Vejo através de várias dimensões. A primeira enquanto imigrante que tem hoje dupla nacionalidade. Com toda essa retórica que a extrema direita resolveu movimentar, dessa vez sobre as pessoas com dupla nacionalidade, me senti pessoalmente questionado na minha identidade e na minha relação com a França. Uma segunda dimensão é que eu passei oito anos dentro de uma ONG antirracista, uma das maiores da França, que atua na Europa toda, e que se chama SOS racismo. Essa ONG tem mais de 40 anos e sempre lutou contra as ideias da extrema direita, tentando construir uma sociedade mais aberta e tolerante.

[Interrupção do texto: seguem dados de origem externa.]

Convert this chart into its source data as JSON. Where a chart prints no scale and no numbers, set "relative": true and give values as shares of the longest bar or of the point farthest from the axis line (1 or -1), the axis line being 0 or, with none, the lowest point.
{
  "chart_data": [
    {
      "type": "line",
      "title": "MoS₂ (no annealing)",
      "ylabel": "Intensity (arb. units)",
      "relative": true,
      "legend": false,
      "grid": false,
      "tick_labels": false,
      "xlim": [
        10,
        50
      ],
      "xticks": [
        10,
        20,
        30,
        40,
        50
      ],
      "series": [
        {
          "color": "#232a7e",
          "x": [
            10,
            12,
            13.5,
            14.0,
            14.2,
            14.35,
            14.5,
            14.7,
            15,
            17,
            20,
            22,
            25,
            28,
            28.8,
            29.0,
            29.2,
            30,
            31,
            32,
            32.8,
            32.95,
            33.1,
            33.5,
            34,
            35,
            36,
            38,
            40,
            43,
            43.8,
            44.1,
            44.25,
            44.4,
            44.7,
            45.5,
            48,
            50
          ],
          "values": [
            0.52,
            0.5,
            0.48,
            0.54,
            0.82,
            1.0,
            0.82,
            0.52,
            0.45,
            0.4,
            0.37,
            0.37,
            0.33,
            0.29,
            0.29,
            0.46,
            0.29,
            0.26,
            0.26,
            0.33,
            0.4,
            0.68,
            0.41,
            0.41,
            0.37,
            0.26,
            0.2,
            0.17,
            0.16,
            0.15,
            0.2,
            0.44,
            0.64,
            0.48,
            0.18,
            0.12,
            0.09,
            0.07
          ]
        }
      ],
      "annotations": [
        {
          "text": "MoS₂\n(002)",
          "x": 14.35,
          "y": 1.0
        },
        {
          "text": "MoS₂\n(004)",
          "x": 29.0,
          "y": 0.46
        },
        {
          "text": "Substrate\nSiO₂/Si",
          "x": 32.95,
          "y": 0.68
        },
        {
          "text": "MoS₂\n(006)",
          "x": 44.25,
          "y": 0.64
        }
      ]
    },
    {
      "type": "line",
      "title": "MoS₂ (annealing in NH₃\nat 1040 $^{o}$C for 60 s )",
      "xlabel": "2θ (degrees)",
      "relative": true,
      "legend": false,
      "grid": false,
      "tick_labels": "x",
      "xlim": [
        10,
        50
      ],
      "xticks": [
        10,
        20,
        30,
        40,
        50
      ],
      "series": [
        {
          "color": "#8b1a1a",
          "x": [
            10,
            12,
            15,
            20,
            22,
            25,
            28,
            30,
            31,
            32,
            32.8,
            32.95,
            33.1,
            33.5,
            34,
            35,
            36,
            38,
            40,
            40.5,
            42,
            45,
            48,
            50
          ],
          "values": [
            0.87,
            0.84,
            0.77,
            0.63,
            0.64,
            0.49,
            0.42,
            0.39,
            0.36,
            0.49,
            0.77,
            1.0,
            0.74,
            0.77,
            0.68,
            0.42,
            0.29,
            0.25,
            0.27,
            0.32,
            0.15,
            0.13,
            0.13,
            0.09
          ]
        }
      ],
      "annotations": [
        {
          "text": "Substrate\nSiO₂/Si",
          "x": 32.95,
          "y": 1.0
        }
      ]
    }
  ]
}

Portanto, esse aumento dos votos pela extrema-direita foi um momento de muitos questionamentos para mim enquanto pessoa, enquanto imigrante africano que veio para Europa. Enquanto cidadão também porque eu sempre fiz questão de ser um cidadão ativo, presente, participativo.

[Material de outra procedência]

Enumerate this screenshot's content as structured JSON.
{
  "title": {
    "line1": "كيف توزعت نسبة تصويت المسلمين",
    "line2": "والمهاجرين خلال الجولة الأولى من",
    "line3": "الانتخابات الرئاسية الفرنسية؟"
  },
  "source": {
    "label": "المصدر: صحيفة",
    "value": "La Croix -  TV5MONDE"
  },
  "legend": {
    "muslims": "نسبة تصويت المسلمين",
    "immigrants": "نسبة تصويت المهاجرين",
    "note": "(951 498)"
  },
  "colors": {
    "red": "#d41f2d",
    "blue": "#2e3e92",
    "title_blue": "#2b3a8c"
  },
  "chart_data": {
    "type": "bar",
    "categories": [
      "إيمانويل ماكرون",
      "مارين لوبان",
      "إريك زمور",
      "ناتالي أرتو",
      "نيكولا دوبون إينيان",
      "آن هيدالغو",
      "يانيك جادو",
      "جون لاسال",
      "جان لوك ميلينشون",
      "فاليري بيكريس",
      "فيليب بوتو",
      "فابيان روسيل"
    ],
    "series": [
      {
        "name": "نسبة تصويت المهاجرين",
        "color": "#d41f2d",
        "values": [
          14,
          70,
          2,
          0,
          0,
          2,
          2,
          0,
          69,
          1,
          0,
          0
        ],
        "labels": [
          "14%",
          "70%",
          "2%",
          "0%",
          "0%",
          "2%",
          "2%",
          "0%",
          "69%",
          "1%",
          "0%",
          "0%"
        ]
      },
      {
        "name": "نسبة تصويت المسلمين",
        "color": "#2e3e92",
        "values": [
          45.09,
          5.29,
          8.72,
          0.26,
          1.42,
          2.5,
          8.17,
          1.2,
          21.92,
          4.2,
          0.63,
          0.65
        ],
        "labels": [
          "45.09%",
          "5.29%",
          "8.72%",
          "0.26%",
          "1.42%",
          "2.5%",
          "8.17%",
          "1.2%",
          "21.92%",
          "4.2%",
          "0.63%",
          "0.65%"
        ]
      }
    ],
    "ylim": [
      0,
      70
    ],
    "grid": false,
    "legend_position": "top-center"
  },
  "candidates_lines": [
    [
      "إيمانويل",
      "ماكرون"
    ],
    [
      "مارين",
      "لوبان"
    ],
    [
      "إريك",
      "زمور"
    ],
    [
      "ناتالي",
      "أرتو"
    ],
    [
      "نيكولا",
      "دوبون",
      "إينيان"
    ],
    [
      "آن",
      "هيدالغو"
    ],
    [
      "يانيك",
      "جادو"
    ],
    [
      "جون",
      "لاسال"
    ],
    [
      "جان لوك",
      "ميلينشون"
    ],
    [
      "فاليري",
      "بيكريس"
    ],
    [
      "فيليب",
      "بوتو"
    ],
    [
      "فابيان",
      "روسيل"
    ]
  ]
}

As características que fundamentam o crescimento da extrema direita - nacionalismo exacerbado, busca por um culpado externo, falta de perspectiva para juventude e xenofobia - te fazem pensar no que aconteceu no passado na Europa?
A gente sabe que a história é formada de eternos recomeços, que se passam nos mesmos lugares, apesar dos lugares serem diferentes. Quem é observador da vida política francesa, europeia e ocidental de forma geral, sabe o quanto às ideias de cidadania, de democracia, de viver juntos, são frágeis. Essas forças nunca abrem mão de dividir a população. Nunca abrem mão desta lógica de encontrar o culpado ideal para justificar momentos de crise. Isso já aconteceu no passado. Em cada momento de crise, eles tentam colocar essas justificativas de forma simplificada. É culpa dos africanos, é culpa dos imigrantes que vão roubar o trabalho dos ocidentais brancos. E com parte das mídias amplificando esse discurso e fazendo muitas pessoas caírem nessa armadilha. Porque é uma armadilha da extrema direita, que não acredita nas teses que defende, mas acaba conseguindo convencer uma grande parte da população. No caso dos segundo turno das eleições legislativas na França, foram quase 10 milhões de votos que eles reuniram. Sempre apresentando soluções fáceis para cortar caminhos. Mas teve uma mobilização grande dos democratas, da juventude, dos binacionais, para frear essa evolução da extrema-direita e impedir que tivessem acesso ao governo francês, que era o seu objetivo. No final, foi uma derrota da extrema-direita porque a população francesa conseguiu, num tempo muito curto, se mobilizar para impedir a chegada deles ao poder.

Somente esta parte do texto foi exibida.